I find it difficult to explain why I find nature fascinating. What could be so beautiful about a lobster with a poisonous tail, an armadillo which is a strange shape or the platypus which could be called God’s idea of a practical joke.
I can’t explain adequately why sand and sun are ‘warmer’ than the stuff that cyber-punks live on. The joy of watching an animated ‘sloth’ bear, the sun-sinking over clouds or the spotting the Himalayas after days of waiting for it. These are tranquil excitements (if there is such a thing) and I would only ruin it if I were to attempt to describe them.
One such ‘natural’ phenomena that I find thrilling, though, are mass animal migrations. The Red Crab migration and Wildebeest migration are two such.
Red Crabs are Christmas Island’s most conspicuous residents thanks to their orange-scarlet colour and the fact that are by far the largest of fourteen crab species on the island, each over a 116mm across. Interestingly, Red Crabs like flowers! As is the case with most migrations, red crabs too migrate to breed and they migrate to the sea.

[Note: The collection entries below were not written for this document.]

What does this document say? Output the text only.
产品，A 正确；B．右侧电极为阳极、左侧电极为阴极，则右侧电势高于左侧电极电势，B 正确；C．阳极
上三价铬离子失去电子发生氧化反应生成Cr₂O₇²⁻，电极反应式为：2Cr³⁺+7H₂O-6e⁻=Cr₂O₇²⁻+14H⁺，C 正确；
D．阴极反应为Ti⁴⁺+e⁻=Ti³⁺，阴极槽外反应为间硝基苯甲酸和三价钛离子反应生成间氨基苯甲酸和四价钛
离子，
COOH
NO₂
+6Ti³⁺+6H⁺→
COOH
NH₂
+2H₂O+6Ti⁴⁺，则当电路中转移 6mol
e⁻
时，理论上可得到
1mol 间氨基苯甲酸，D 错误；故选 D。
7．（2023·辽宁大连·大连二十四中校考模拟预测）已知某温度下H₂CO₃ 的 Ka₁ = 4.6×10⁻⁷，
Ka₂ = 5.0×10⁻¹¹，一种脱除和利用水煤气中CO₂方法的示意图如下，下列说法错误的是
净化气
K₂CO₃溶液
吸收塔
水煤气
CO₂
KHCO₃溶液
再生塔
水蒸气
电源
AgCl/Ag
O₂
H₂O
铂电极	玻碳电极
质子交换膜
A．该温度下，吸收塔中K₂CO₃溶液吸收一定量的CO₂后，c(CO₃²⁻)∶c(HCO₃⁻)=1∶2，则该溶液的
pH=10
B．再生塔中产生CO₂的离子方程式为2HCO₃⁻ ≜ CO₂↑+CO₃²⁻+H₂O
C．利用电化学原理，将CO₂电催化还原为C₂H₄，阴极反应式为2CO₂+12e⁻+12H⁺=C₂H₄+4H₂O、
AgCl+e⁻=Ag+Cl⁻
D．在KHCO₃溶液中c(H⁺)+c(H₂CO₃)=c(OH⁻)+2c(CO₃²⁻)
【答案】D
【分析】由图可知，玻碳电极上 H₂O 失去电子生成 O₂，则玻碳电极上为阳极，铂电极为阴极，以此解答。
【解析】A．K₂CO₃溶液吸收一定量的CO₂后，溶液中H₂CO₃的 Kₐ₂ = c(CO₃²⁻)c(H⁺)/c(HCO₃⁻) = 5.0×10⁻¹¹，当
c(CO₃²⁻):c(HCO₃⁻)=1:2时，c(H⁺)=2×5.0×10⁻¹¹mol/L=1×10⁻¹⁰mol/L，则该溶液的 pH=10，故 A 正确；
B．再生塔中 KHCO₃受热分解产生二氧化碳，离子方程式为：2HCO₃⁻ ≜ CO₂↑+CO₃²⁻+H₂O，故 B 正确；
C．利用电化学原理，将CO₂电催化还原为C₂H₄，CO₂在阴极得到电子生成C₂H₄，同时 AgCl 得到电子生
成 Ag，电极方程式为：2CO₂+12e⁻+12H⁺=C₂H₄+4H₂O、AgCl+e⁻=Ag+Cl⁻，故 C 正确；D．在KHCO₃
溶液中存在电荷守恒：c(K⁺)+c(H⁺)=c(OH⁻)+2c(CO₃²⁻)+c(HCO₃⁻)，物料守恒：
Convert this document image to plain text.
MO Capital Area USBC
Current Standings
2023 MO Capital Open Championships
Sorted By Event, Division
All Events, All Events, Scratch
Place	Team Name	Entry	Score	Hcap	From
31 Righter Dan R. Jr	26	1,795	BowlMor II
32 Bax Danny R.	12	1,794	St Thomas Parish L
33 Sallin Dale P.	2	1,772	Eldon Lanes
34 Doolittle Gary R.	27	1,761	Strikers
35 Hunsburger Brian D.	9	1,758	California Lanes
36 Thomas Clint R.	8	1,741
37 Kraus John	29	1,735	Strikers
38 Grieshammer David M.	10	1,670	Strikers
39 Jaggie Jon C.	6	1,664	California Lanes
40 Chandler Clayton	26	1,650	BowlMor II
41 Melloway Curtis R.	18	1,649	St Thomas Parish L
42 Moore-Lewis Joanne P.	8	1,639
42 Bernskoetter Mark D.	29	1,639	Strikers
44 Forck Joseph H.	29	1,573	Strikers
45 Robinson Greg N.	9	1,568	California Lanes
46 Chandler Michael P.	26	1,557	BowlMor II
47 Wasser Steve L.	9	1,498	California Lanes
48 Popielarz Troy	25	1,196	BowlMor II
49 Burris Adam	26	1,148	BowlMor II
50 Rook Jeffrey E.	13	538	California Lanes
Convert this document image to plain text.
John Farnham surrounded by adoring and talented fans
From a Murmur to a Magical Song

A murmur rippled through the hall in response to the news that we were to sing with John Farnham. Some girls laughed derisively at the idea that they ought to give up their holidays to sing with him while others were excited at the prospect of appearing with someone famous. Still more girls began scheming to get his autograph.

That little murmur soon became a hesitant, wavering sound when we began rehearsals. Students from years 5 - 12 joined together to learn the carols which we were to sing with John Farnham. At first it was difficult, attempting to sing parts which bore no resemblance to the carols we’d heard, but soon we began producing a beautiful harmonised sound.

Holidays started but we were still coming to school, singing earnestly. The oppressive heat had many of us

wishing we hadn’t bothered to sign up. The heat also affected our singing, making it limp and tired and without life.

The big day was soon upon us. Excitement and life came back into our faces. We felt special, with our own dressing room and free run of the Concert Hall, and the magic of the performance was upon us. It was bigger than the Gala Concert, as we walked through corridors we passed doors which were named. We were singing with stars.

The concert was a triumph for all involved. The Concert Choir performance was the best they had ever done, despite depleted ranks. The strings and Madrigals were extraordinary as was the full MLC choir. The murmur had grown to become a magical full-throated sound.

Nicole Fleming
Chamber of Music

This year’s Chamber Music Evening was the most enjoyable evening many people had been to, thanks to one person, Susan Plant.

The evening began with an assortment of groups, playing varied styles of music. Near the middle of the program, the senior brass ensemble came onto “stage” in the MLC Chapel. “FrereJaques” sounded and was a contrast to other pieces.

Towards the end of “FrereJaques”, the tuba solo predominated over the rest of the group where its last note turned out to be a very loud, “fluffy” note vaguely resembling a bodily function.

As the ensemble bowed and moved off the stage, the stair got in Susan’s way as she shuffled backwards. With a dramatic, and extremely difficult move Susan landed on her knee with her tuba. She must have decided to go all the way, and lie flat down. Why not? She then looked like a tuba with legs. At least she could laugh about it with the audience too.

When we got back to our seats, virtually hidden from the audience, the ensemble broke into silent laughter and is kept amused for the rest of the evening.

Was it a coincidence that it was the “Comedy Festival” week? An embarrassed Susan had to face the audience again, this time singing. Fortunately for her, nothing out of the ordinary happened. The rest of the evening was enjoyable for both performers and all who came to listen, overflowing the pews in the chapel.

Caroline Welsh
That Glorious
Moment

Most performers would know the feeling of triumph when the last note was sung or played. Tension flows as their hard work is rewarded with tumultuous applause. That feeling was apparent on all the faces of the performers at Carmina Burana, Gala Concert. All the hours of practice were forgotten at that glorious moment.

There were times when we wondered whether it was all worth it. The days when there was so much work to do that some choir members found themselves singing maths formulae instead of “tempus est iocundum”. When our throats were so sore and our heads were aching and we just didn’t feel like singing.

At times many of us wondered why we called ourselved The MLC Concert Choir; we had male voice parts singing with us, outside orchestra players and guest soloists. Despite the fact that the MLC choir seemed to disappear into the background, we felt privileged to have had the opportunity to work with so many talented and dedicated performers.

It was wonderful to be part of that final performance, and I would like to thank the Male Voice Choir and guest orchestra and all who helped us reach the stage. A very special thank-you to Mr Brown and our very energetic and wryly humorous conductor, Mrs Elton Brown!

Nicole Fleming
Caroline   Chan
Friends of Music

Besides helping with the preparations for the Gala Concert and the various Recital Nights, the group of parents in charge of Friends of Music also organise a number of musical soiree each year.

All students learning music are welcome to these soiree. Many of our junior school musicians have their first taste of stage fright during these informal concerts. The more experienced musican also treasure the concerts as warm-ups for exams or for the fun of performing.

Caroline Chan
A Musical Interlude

Around October Red Crabs begin a spectacular migration. Like all crabs (and Cancerians) they have a loony tinge to them. Migration is closely linked to the phases of the moon and the high tide. Take a look at these pictures of the Red Crab migration:
The other incredible migration is an African phenomen. Easily a great spectacle, close to two million zebra and Wildebeest migrate across the Serengiti (grassy plains) into Masai Mara which is now a game preserve. The Wildebeest also called the Gnu (remember fairy-tales?) is basically an antelope of sorts.
Its grunts for most part make it sound like a large croaking frog– the migration involves more than eight hundred miles of travel mostly by one particular kind of Wildebeest which sports a great long white beard. A marathon of old men, eh!